Exact Match OR Null Queries With Elasticsearch

E

lasticsearch is an extremely powerful searchable document store. The more you use it, the more you learn about the more realize how deep the rabbit hole of possibility goes. Except for when it comes null values. The Achilles heel of elasticsearch. What it really boils down to is elasticsearch doesn't index null values or fields that are missing from a document. Even if you have set up an index mapping and told elasticsearch about your field.
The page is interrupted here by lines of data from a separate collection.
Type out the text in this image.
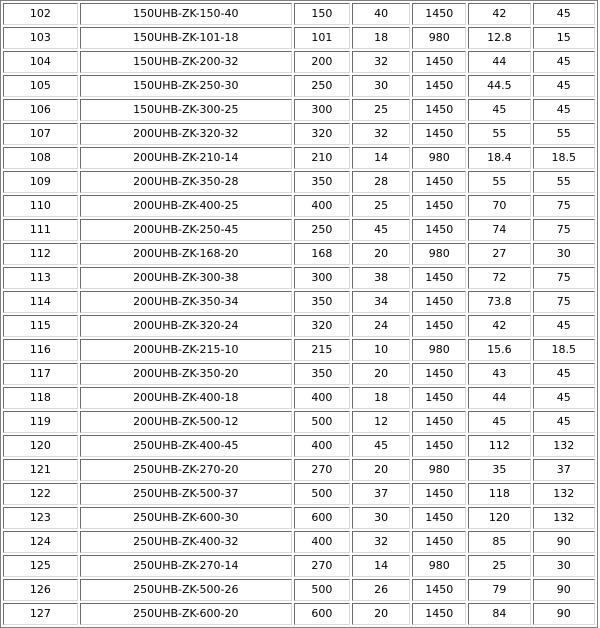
102	150UHB-ZK-150-40	150	40	1450	42	45
103	150UHB-ZK-101-18	101	18	980	12.8	15
104	150UHB-ZK-200-32	200	32	1450	44	45
105	150UHB-ZK-250-30	250	30	1450	44.5	45
106	150UHB-ZK-300-25	300	25	1450	45	45
107	200UHB-ZK-320-32	320	32	1450	55	55
108	200UHB-ZK-210-14	210	14	980	18.4	18.5
109	200UHB-ZK-350-28	350	28	1450	55	55
110	200UHB-ZK-400-25	400	25	1450	70	75
111	200UHB-ZK-250-45	250	45	1450	74	75
112	200UHB-ZK-168-20	168	20	980	27	30
113	200UHB-ZK-300-38	300	38	1450	72	75
114	200UHB-ZK-350-34	350	34	1450	73.8	75
115	200UHB-ZK-320-24	320	24	1450	42	45
116	200UHB-ZK-215-10	215	10	980	15.6	18.5
117	200UHB-ZK-350-20	350	20	1450	43	45
118	200UHB-ZK-400-18	400	18	1450	44	45
119	200UHB-ZK-500-12	500	12	1450	45	45
120	250UHB-ZK-400-45	400	45	1450	112	132
121	250UHB-ZK-270-20	270	20	980	35	37
122	250UHB-ZK-500-37	500	37	1450	118	132
123	250UHB-ZK-600-30	600	30	1450	120	132
124	250UHB-ZK-400-32	400	32	1450	85	90
125	250UHB-ZK-270-14	270	14	980	25	30
126	250UHB-ZK-500-26	500	26	1450	79	90
127	250UHB-ZK-600-20	600	20	1450	84	90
As you might think it can get a little tricky searching document for a field value or where that field is null / missing - especially when combined with other field queries. For example lets say I have some documents that looks something like this

[{
  "name": "bill"
, "age": 25
, "fav_color": "blue"
}, {
  "name": "sam"
, "age": "30"
, "fav_color": null
}, {
  "name": "fred"
, "age": "21"
, "fav_color": "red"
}]

If I want to find all documents where age greater than or equal to 25 and fav_color is blue or null you could think of this in terms of SQL

SQL ˈsē-kwəl -n --noun

  1. domain-specific language used in programming and designed for managing data held in a relational database management system
  2. the next installment (as of a speech or story); especially : a literary, cinematic, or televised work continuing the course of a story begun in a preceding one
SELECT 
 id
, name
, age
, fav_color
FROM
  users
WHERE
  age > 25
AND
  (fav_color = blue OR fav_color IS NULL)
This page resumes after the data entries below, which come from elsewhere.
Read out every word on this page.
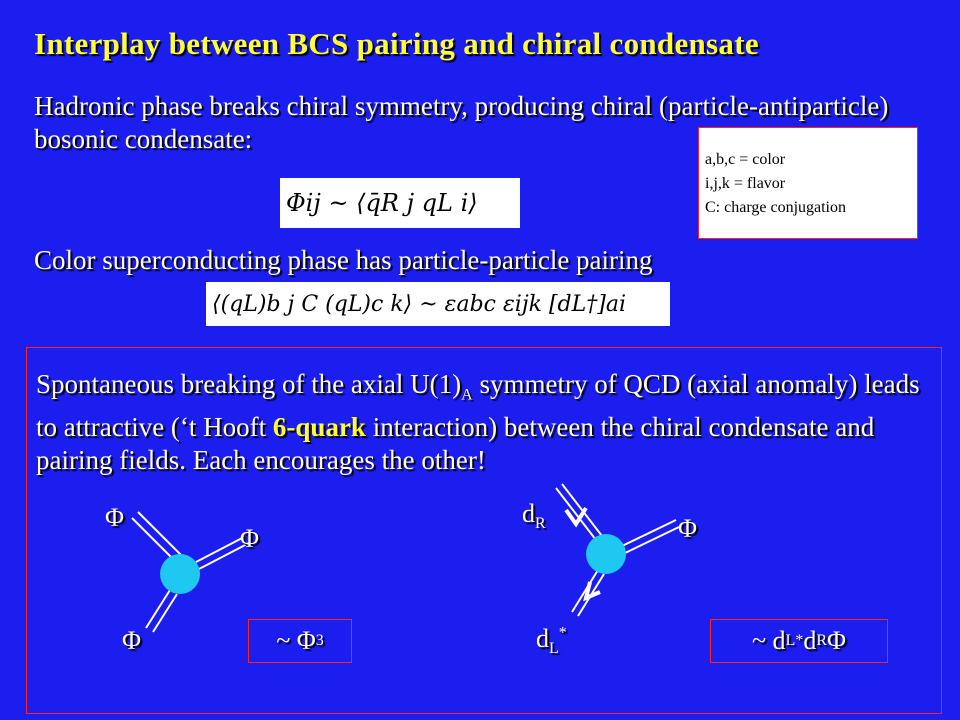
Interplay between BCS pairing and chiral condensate
Hadronic phase breaks chiral symmetry, producing chiral (particle-antiparticle) bosonic condensate:
a,b,c = color
i,j,k = flavor
C: charge conjugation
Φij ~ ⟨q̄R j qL i⟩
Color superconducting phase has particle-particle pairing
⟨(qL)b j C (qL)c k⟩ ~ εabc εijk [dL†]ai
Spontaneous breaking of the axial $U(1)_A$ symmetry of QCD (axial anomaly) leads to attractive (‘t Hooft 6-quark interaction) between the chiral condensate and pairing fields. Each encourages the other!
Φ
Φ
Φ	~ Φ 3
$d_R$	Φ
$d_L^*$	~ d L * d R Φ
You could do this with bool queries, but it gets a little complex - even for small queries.

{
  "query": {
    "constant_score": {
      "filter": {
        "bool": {
          "must": [{
            "range": {
             "age": {
               "gte": 25
             }
            }
          }, {
            "bool": {
             "should": [{
               "bool": {
                "must": {
                  "term": {
                   "fav_color": "blue"
                  }
                }
               }
             }, {
               "bool": {
                 "must_not": {
                   "exist": "fav_color"
                 }
              }
             }]
            }
          }]
        }
      }
    }
  }
}

This style of queries is really nice if you want to create a generic query builder for elasticsearch as everything can be reduced to a bool query at the end of the day. But elasticsearch has a short cut for this with the dis_max query which allows you to combine queries. When the query uses the same field, it is OR'd together, and you can even specify tie breaker values if you need to denote which values are more important. So we could combine the above like so

{
  "dis_max": {
    "queries": [{
      "term": {
        "fav_color": "blue"
      }
    }, {
      "bool": {
        "must_not": {
          "exists": "fav_color"
        }
      }
    }]
  }
}

Unfortunately, there is not a missing query type, so we still have to use a bool with a must_not clause. But, now we can replace most of the nested bool queries with the dis_max query and elasticsearch will do the work of translating it into a bunch of bool queries for us.

{
  "query": {
    "constant_score": {
      "filter": {
        "bool": {
          "must": [{
            "range": {
              "age": {
                "gte": 25
              }
            }
          }, {
            "dis_max": {
              "queries": [{
                "term":{
                  "fav_color":"blue"
                }
              }, {
                "bool": {
                  "must_not": {
                    "exists": "fav_color"
                  }
                }
              }]
            }
          }]
        }
      }
    }
  }
}